I was first exposed to AWS Lambda when working on a scraper that needed to
operate in a few different regions. Its scale was relatively small and it
would only need to do its thing when a scraping job was manually submitted by
one of the users.

Initially, the Lambdas only interested me because they could easily provide my
"scrapers" with a nice and reliable way to access rotating IPs in the several
regions I need my script to work in. Shortly, I realized that it could offer
me quite a bit more than that: it could abstract away the troubles of creating
the architecture needed for running distributed tasks in the background.

Scalability was basically not a concern at all in my case, so Lambdas weren't
really adding much value in that regard. However, with the isolation of
functions into independent units that could asynchronously be invoked from my
code abstracted a lot of infrastructure work. I no longer needed to code a
background worker, I didn't need to care about queueing up jobs, and if I ever
needed to scale larger - I was already there.

Hooooowever, that's not a complete picture. Yeah, I was kind of able to set up
everything in a way that would do all the things I mentioned but it was only
after a bunch of cursing and frustration.
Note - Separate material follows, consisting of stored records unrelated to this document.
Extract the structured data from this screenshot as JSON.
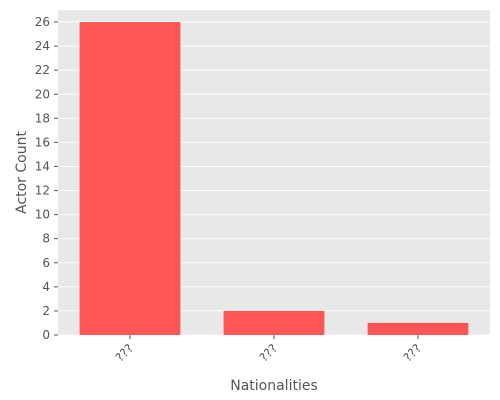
{
  "chart_data": {
    "type": "bar",
    "title": "",
    "xlabel": "Nationalities",
    "ylabel": "Actor Count",
    "categories": [
      "???",
      "???",
      "???"
    ],
    "values": [
      26,
      2,
      1
    ],
    "ylim": [
      0,
      27
    ],
    "yticks": [
      0,
      2,
      4,
      6,
      8,
      10,
      12,
      14,
      16,
      18,
      20,
      22,
      24,
      26
    ],
    "grid": true,
    "bar_color": "#ff5555",
    "background_color": "#e8e8e8",
    "grid_color": "#ffffff"
  }
}
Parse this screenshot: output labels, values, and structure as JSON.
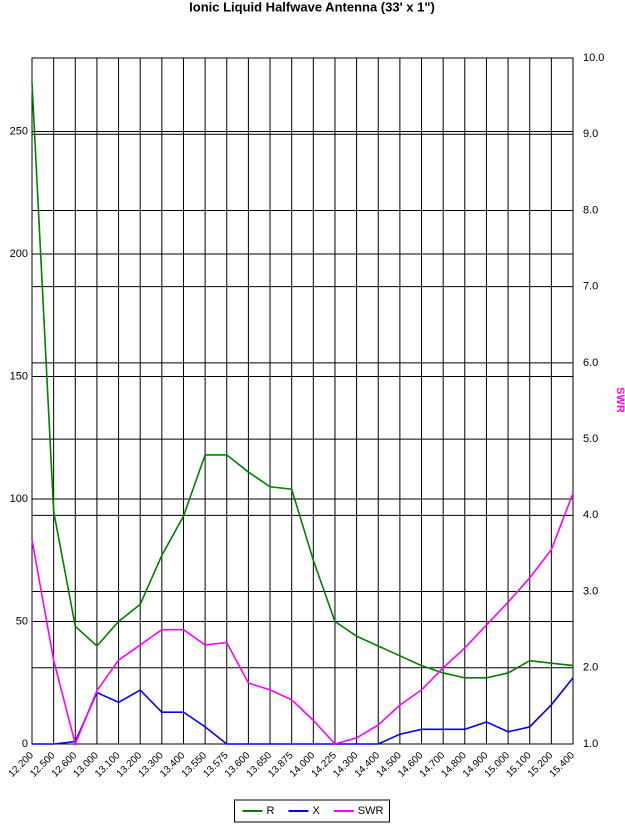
{
  "chart_data": {
    "type": "line",
    "title": "Ionic Liquid Halfwave Antenna (33' x 1\")",
    "y2label": "SWR",
    "categories": [
      "12.200",
      "12.500",
      "12.600",
      "13.000",
      "13.100",
      "13.200",
      "13.300",
      "13.400",
      "13.550",
      "13.575",
      "13.600",
      "13.650",
      "13.875",
      "14.000",
      "14.225",
      "14.300",
      "14.400",
      "14.500",
      "14.600",
      "14.700",
      "14.800",
      "14.900",
      "15.000",
      "15.100",
      "15.200",
      "15.400"
    ],
    "series": [
      {
        "name": "R",
        "color": "#008000",
        "values": [
          270,
          95,
          48,
          40,
          50,
          57,
          77,
          93,
          118,
          118,
          111,
          105,
          104,
          75,
          50,
          44,
          40,
          36,
          32,
          29,
          27,
          27,
          29,
          34,
          33,
          32
        ]
      },
      {
        "name": "X",
        "color": "#0000ff",
        "values": [
          0,
          0,
          1,
          21,
          17,
          22,
          13,
          13,
          7,
          0,
          0,
          0,
          0,
          0,
          0,
          0,
          0,
          4,
          6,
          6,
          6,
          9,
          5,
          7,
          16,
          27
        ]
      },
      {
        "name": "SWR",
        "color": "#ff00ff",
        "axis": "y2",
        "values": [
          3.68,
          2.1,
          1.0,
          1.7,
          2.1,
          2.3,
          2.5,
          2.5,
          2.3,
          2.33,
          1.8,
          1.71,
          1.58,
          1.31,
          1.0,
          1.08,
          1.25,
          1.51,
          1.71,
          2.0,
          2.26,
          2.56,
          2.86,
          3.18,
          3.55,
          4.29
        ]
      }
    ],
    "ylim": [
      0,
      280
    ],
    "yticks": [
      0,
      50,
      100,
      150,
      200,
      250
    ],
    "y2lim": [
      1,
      10
    ],
    "y2ticks": [
      {
        "value": 1,
        "label": "1.0"
      },
      {
        "value": 2,
        "label": "2.0"
      },
      {
        "value": 3,
        "label": "3.0"
      },
      {
        "value": 4,
        "label": "4.0"
      },
      {
        "value": 5,
        "label": "5.0"
      },
      {
        "value": 6,
        "label": "6.0"
      },
      {
        "value": 7,
        "label": "7.0"
      },
      {
        "value": 8,
        "label": "8.0"
      },
      {
        "value": 9,
        "label": "9.0"
      },
      {
        "value": 10,
        "label": "10.0"
      }
    ],
    "grid": true,
    "legend": "bottom"
  }
}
The documentation sucked. Packaging dependencies for deployment sucked. The
deployment itself sucked. Figuring out how to invoke it in a way that I wanted
sucked. In the end, although the service was one of a kind, the unintuitive
experience of working with it left me wanting for an alternative that does the
same thing... but well.

My experience is definitely biased, I was not looking for something that would
solve my scalability issues, I was looking for a solution that could abstract
the architectural headaches. In that regard, it failed me.